A. Référence de la décision
- Cour de cassation,
- Ordonnance du 12 Septembre 2001
- Numéro d’inscription au répertoire général : 99-30.173
B. Parties
- Appelants :
- LA SOCIETE PRIMISTERES REYNOIRD GUADELOUPE
- LA SOCIETE ECOMAX GUADELOUPE
- Intimée :
- Administration des Impôts
C. Contexte et objet de la décision
- Litige concernant une ordonnance autorisant des visites et saisies visant à rechercher des preuves de fraude fiscale.
- Les sociétés appelantes contestent la légalité de l’ordonnance émise par le président du tribunal de grande instance de Pointe-à-Pitre.
D. Moyens des parties
- Contestations portant sur la régularité de la procédure :
- Non-informatisation des juridictions saisies des autres requêtes connexes.
- Violation des règles relatives aux enquêtes pénales en cours.
- Doute sur la licéité et la complétude des éléments d’information fournis au juge.
E. Réponse de la Cour
- La Cour rejette les moyens des appelants :
- Les ordonnances contestées ne sont pas considérées comme indivisibles.

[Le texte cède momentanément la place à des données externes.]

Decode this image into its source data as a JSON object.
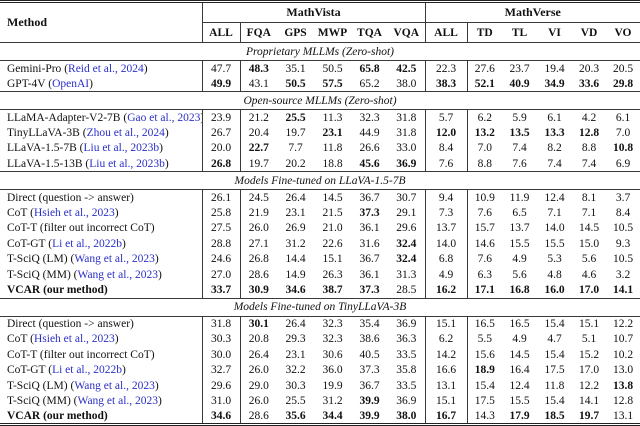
{
  "paper_table": {
    "method_header": "Method",
    "link_color": "#2b30c8",
    "groups": [
      {
        "label": "MathVista",
        "cols": [
          "ALL",
          "FQA",
          "GPS",
          "MWP",
          "TQA",
          "VQA"
        ]
      },
      {
        "label": "MathVerse",
        "cols": [
          "ALL",
          "TD",
          "TL",
          "VI",
          "VD",
          "VO"
        ]
      }
    ],
    "sections": [
      {
        "title": "Proprietary MLLMs (Zero-shot)",
        "rows": [
          {
            "name": "Gemini-Pro",
            "cite": "Reid et al., 2024",
            "bold_name": false,
            "values": [
              "47.7",
              "48.3",
              "35.1",
              "50.5",
              "65.8",
              "42.5",
              "22.3",
              "27.6",
              "23.7",
              "19.4",
              "20.3",
              "20.5"
            ],
            "bold": [
              0,
              1,
              0,
              0,
              1,
              1,
              0,
              0,
              0,
              0,
              0,
              0
            ]
          },
          {
            "name": "GPT-4V",
            "cite": "OpenAI",
            "bold_name": false,
            "values": [
              "49.9",
              "43.1",
              "50.5",
              "57.5",
              "65.2",
              "38.0",
              "38.3",
              "52.1",
              "40.9",
              "34.9",
              "33.6",
              "29.8"
            ],
            "bold": [
              1,
              0,
              1,
              1,
              0,
              0,
              1,
              1,
              1,
              1,
              1,
              1
            ]
          }
        ]
      },
      {
        "title": "Open-source MLLMs (Zero-shot)",
        "rows": [
          {
            "name": "LLaMA-Adapter-V2-7B",
            "cite": "Gao et al., 2023",
            "bold_name": false,
            "values": [
              "23.9",
              "21.2",
              "25.5",
              "11.3",
              "32.3",
              "31.8",
              "5.7",
              "6.2",
              "5.9",
              "6.1",
              "4.2",
              "6.1"
            ],
            "bold": [
              0,
              0,
              1,
              0,
              0,
              0,
              0,
              0,
              0,
              0,
              0,
              0
            ]
          },
          {
            "name": "TinyLLaVA-3B",
            "cite": "Zhou et al., 2024",
            "bold_name": false,
            "values": [
              "26.7",
              "20.4",
              "19.7",
              "23.1",
              "44.9",
              "31.8",
              "12.0",
              "13.2",
              "13.5",
              "13.3",
              "12.8",
              "7.0"
            ],
            "bold": [
              0,
              0,
              0,
              1,
              0,
              0,
              1,
              1,
              1,
              1,
              1,
              0
            ]
          },
          {
            "name": "LLaVA-1.5-7B",
            "cite": "Liu et al., 2023b",
            "bold_name": false,
            "values": [
              "20.0",
              "22.7",
              "7.7",
              "11.8",
              "26.6",
              "33.0",
              "8.4",
              "7.0",
              "7.4",
              "8.2",
              "8.8",
              "10.8"
            ],
            "bold": [
              0,
              1,
              0,
              0,
              0,
              0,
              0,
              0,
              0,
              0,
              0,
              1
            ]
          },
          {
            "name": "LLaVA-1.5-13B",
            "cite": "Liu et al., 2023b",
            "bold_name": false,
            "values": [
              "26.8",
              "19.7",
              "20.2",
              "18.8",
              "45.6",
              "36.9",
              "7.6",
              "8.8",
              "7.6",
              "7.4",
              "7.4",
              "6.9"
            ],
            "bold": [
              1,
              0,
              0,
              0,
              1,
              1,
              0,
              0,
              0,
              0,
              0,
              0
            ]
          }
        ]
      },
      {
        "title": "Models Fine-tuned on LLaVA-1.5-7B",
        "rows": [
          {
            "name": "Direct (question -> answer)",
            "cite": null,
            "bold_name": false,
            "values": [
              "26.1",
              "24.5",
              "26.4",
              "14.5",
              "36.7",
              "30.7",
              "9.4",
              "10.9",
              "11.9",
              "12.4",
              "8.1",
              "3.7"
            ],
            "bold": [
              0,
              0,
              0,
              0,
              0,
              0,
              0,
              0,
              0,
              0,
              0,
              0
            ]
          },
          {
            "name": "CoT",
            "cite": "Hsieh et al., 2023",
            "bold_name": false,
            "values": [
              "25.8",
              "21.9",
              "23.1",
              "21.5",
              "37.3",
              "29.1",
              "7.3",
              "7.6",
              "6.5",
              "7.1",
              "7.1",
              "8.4"
            ],
            "bold": [
              0,
              0,
              0,
              0,
              1,
              0,
              0,
              0,
              0,
              0,
              0,
              0
            ]
          },
          {
            "name": "CoT-T (filter out incorrect CoT)",
            "cite": null,
            "bold_name": false,
            "values": [
              "27.5",
              "26.0",
              "26.9",
              "21.0",
              "36.1",
              "29.6",
              "13.7",
              "15.7",
              "13.7",
              "14.0",
              "14.5",
              "10.5"
            ],
            "bold": [
              0,
              0,
              0,
              0,
              0,
              0,
              0,
              0,
              0,
              0,
              0,
              0
            ]
          },
          {
            "name": "CoT-GT",
            "cite": "Li et al., 2022b",
            "bold_name": false,
            "values": [
              "28.8",
              "27.1",
              "31.2",
              "22.6",
              "31.6",
              "32.4",
              "14.0",
              "14.6",
              "15.5",
              "15.5",
              "15.0",
              "9.3"
            ],
            "bold": [
              0,
              0,
              0,
              0,
              0,
              1,
              0,
              0,
              0,
              0,
              0,
              0
            ]
          },
          {
            "name": "T-SciQ (LM)",
            "cite": "Wang et al., 2023",
            "bold_name": false,
            "values": [
              "24.6",
              "26.8",
              "14.4",
              "15.1",
              "36.7",
              "32.4",
              "6.8",
              "7.6",
              "4.9",
              "5.3",
              "5.6",
              "10.5"
            ],
            "bold": [
              0,
              0,
              0,
              0,
              0,
              1,
              0,
              0,
              0,
              0,
              0,
              0
            ]
          },
          {
            "name": "T-SciQ (MM)",
            "cite": "Wang et al., 2023",
            "bold_name": false,
            "values": [
              "27.0",
              "28.6",
              "14.9",
              "26.3",
              "36.1",
              "31.3",
              "4.9",
              "6.3",
              "5.6",
              "4.8",
              "4.6",
              "3.2"
            ],
            "bold": [
              0,
              0,
              0,
              0,
              0,
              0,
              0,
              0,
              0,
              0,
              0,
              0
            ]
          },
          {
            "name": "VCAR (our method)",
            "cite": null,
            "bold_name": true,
            "values": [
              "33.7",
              "30.9",
              "34.6",
              "38.7",
              "37.3",
              "28.5",
              "16.2",
              "17.1",
              "16.8",
              "16.0",
              "17.0",
              "14.1"
            ],
            "bold": [
              1,
              1,
              1,
              1,
              1,
              0,
              1,
              1,
              1,
              1,
              1,
              1
            ]
          }
        ]
      },
      {
        "title": "Models Fine-tuned on TinyLLaVA-3B",
        "rows": [
          {
            "name": "Direct (question -> answer)",
            "cite": null,
            "bold_name": false,
            "values": [
              "31.8",
              "30.1",
              "26.4",
              "32.3",
              "35.4",
              "36.9",
              "15.1",
              "16.5",
              "16.5",
              "15.4",
              "15.1",
              "12.2"
            ],
            "bold": [
              0,
              1,
              0,
              0,
              0,
              0,
              0,
              0,
              0,
              0,
              0,
              0
            ]
          },
          {
            "name": "CoT",
            "cite": "Hsieh et al., 2023",
            "bold_name": false,
            "values": [
              "30.3",
              "20.8",
              "29.3",
              "32.3",
              "38.6",
              "36.3",
              "6.2",
              "5.5",
              "4.9",
              "4.7",
              "5.1",
              "10.7"
            ],
            "bold": [
              0,
              0,
              0,
              0,
              0,
              0,
              0,
              0,
              0,
              0,
              0,
              0
            ]
          },
          {
            "name": "CoT-T (filter out incorrect CoT)",
            "cite": null,
            "bold_name": false,
            "values": [
              "30.0",
              "26.4",
              "23.1",
              "30.6",
              "40.5",
              "33.5",
              "14.2",
              "15.6",
              "14.5",
              "15.4",
              "15.2",
              "10.2"
            ],
            "bold": [
              0,
              0,
              0,
              0,
              0,
              0,
              0,
              0,
              0,
              0,
              0,
              0
            ]
          },
          {
            "name": "CoT-GT",
            "cite": "Li et al., 2022b",
            "bold_name": false,
            "values": [
              "32.7",
              "26.0",
              "32.2",
              "36.0",
              "37.3",
              "35.8",
              "16.6",
              "18.9",
              "16.4",
              "17.5",
              "17.0",
              "13.0"
            ],
            "bold": [
              0,
              0,
              0,
              0,
              0,
              0,
              0,
              1,
              0,
              0,
              0,
              0
            ]
          },
          {
            "name": "T-SciQ (LM)",
            "cite": "Wang et al., 2023",
            "bold_name": false,
            "values": [
              "29.6",
              "29.0",
              "30.3",
              "19.9",
              "36.7",
              "33.5",
              "13.1",
              "15.4",
              "12.4",
              "11.8",
              "12.2",
              "13.8"
            ],
            "bold": [
              0,
              0,
              0,
              0,
              0,
              0,
              0,
              0,
              0,
              0,
              0,
              1
            ]
          },
          {
            "name": "T-SciQ (MM)",
            "cite": "Wang et al., 2023",
            "bold_name": false,
            "values": [
              "31.0",
              "26.0",
              "25.5",
              "31.2",
              "39.9",
              "36.9",
              "15.1",
              "17.5",
              "15.5",
              "15.4",
              "14.1",
              "12.8"
            ],
            "bold": [
              0,
              0,
              0,
              0,
              1,
              0,
              0,
              0,
              0,
              0,
              0,
              0
            ]
          },
          {
            "name": "VCAR (our method)",
            "cite": null,
            "bold_name": true,
            "values": [
              "34.6",
              "28.6",
              "35.6",
              "34.4",
              "39.9",
              "38.0",
              "16.7",
              "14.3",
              "17.9",
              "18.5",
              "19.7",
              "13.1"
            ],
            "bold": [
              1,
              0,
              1,
              1,
              1,
              1,
              1,
              0,
              1,
              1,
              1,
              0
            ]
          }
        ]
      }
    ]
  }
}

- Le juge a été correctement informé des éléments justifiant les visites et saisies.
- Les éléments de preuve sont considérés comme légalement admissibles.
- Les risques de fraude justifiaient les mesures prises.
F. Conclusion
- La Cour de cassation confirme l’ordonnance du tribunal de grande instance.
- Les procédures de visite et de saisie sont jugées régulières.
- Les appelants sont condamnés à payer des frais à l’administration. Aucun dépens n’est dû.